Fu dapprima considerata un ortaggio mistico, poi beffeggiata e ancora oggi trattata con scetticismo in cucina. Peccato davvero, perché la scorzonera è una radice invernale molto delicata.
Udendo pronunciare il nome di «radice delle vipere», ci si sente come improvvisamente catapultati nel misterioso Medioevo quando streghe, druidi e pozioni magiche erano all’ordine del giorno. Fino al 17° secolo questa radice commestibile originaria della Spagna era effettivamente ritenuta una pianta officinale selvatica in grado di guarire dalla peste e dai micidiali morsi delle vipere. Il termine italiano scorzone significa appunto «vipera nera».
Il paragone però potrebbe essere nato soltanto per la forma e l’aspetto della scorzonera. Questo ortaggio delle Composite, oggi diffuso in tutta l’Europa centrale, presenta una radice lunga circa 30 cm ricoperta da una buccia marrone scuro molto rassomigliante a un rettile. Il gusto gradevolmente dolce della polpa bianca è invece un misto di mandorla, carciofo e asparago. A partire dagli anni ’50 la scorzonera venne considerata l’asparago dei poveri e fu bandita dalla cucina a causa della sua laboriosa preparazione.
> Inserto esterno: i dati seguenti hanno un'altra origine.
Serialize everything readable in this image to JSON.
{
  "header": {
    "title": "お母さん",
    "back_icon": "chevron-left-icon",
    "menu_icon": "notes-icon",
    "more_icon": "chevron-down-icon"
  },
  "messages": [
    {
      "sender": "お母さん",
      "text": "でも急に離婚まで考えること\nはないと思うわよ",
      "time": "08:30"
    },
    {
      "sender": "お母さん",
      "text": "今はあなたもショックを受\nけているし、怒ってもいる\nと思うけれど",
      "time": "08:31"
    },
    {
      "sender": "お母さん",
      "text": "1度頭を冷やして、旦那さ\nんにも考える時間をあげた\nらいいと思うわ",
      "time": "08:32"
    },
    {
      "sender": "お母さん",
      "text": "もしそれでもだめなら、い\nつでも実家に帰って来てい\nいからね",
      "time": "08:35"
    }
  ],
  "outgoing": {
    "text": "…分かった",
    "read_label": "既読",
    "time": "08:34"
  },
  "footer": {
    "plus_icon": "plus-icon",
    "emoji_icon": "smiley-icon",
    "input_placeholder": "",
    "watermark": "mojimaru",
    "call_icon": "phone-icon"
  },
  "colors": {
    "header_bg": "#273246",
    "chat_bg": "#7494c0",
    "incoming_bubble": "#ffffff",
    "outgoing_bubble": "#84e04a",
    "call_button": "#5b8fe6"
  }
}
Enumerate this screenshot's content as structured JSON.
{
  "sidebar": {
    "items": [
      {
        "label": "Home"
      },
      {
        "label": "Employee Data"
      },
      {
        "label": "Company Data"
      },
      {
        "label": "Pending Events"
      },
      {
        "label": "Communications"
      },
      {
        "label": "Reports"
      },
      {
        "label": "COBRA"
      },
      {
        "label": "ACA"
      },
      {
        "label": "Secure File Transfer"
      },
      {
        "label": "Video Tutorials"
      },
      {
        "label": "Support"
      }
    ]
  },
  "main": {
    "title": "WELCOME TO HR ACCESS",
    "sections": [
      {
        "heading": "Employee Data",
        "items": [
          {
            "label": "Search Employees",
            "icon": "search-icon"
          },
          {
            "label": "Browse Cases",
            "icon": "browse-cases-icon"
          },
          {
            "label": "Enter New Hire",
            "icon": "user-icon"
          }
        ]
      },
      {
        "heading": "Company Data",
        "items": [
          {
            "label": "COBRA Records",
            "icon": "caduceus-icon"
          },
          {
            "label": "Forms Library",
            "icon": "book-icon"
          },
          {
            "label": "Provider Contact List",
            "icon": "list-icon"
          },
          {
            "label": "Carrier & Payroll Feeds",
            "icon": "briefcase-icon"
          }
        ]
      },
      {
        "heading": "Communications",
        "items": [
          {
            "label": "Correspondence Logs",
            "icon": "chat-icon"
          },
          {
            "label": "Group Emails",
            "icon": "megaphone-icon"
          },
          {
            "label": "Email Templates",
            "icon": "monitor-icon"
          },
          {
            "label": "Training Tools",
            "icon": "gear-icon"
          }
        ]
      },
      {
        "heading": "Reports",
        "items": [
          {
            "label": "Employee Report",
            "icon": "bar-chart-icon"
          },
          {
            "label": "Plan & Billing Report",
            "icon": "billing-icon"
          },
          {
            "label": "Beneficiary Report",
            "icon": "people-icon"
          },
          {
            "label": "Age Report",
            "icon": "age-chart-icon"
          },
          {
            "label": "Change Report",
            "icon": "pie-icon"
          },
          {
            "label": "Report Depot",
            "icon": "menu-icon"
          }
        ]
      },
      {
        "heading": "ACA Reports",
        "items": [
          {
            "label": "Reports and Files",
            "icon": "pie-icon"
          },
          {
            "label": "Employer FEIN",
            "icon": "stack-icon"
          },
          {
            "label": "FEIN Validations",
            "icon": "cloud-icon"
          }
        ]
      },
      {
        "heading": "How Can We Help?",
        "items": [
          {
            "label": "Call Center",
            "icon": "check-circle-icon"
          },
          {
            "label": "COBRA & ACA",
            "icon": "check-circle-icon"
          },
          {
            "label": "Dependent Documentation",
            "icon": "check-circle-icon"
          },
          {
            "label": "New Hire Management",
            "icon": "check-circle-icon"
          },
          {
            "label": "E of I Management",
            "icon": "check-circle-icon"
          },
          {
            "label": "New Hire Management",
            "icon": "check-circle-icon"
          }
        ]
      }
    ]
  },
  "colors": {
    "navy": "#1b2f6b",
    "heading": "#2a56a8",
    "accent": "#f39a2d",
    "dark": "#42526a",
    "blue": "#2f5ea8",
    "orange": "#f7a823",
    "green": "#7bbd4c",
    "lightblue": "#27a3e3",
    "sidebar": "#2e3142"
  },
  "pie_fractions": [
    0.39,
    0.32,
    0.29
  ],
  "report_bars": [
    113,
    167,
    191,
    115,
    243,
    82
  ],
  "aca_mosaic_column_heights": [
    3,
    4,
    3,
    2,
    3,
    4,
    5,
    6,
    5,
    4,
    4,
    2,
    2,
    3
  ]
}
La radice va innanzi tutto raschiata con una spazzolasotto l’acqua corrente. Poiché il lattice colloso che fuoriesce durante la mondatura tinge la polpa e le dita di marrone, è indispensabile indossare dei guanti di gomma e immergere subito la scorzonera sbucciata in acqua acidulata con succo di limone. Per facilitare l’eliminare della buccia, è possibile anche scottare brevemente le radici in acqua salata bollente.
In cucina la scorzonera si presta a innumerevoli impieghi. Essa può essere servita alla maniera classica come gli asparagi, ad esempio con una salsa olandese o semplicemente passata nel burro con sale e noce moscata, oppure preparata sotto forma di minestra, piatto unico o gratin. Questo ortaggio è adatto anche da friggere in una pastella alla birra e può essere addirittura servito crudo in insalata grattugiato e affinato con succo di limone, erbe aromatiche e rafano fresco.
In Svizzera il consumo annuo si aggira attualmenteattorno alle 190 tonnellate (confronto con le carote: 68 000 t). Nel 2007 sono stati coltivati a scorzonera 7,4 ettari di terra, di cui l’88 percento nello Seeland. La scorzonera è una pianta biennale resistente al freddo. I suoi fiori di color giallo oro profumano leggermente di cioccolato. La semina inizia a marzo, mentre la coltivazione è di tipo intensivo. Le radici vengono raccolte a mano. La scorzonera svizzera si trova sul mercato da ottobre a gennario e solo il 10 percento dell’offerta è importata. I principali paesi produttori sono il Belgio, la Francia e l’Olanda.
Solo i piselli e i fagiolini sanno fare meglio della scorzonera in fatto di valore nutritivo. Nonostante sia composta per il 78 percento di acqua, questa radice è così ricca di fibre che ne bastano 200 g per soddisfare il fabbisogno quotidiano consigliato. La scorzonera è pure un’ottima fonte di sali minerali importanti come potassio e fosforo, contiene ferro e vanta un elevato tenore di vitamina E. Non va trascurato neppure il suo tenore di inulina, che la rende particolarmente adatta per i diabetici. In generale la scorzonera è facilmente digeribile e si addice a qualsiasi dieta.
Nel frigorifero la scorzonera si conservaper alcuni giorni. Chi ha un giardino, può tenerla all’aperto ricoperta di terra ricordando però che è preferibile consumarla il più rapidamente possibile.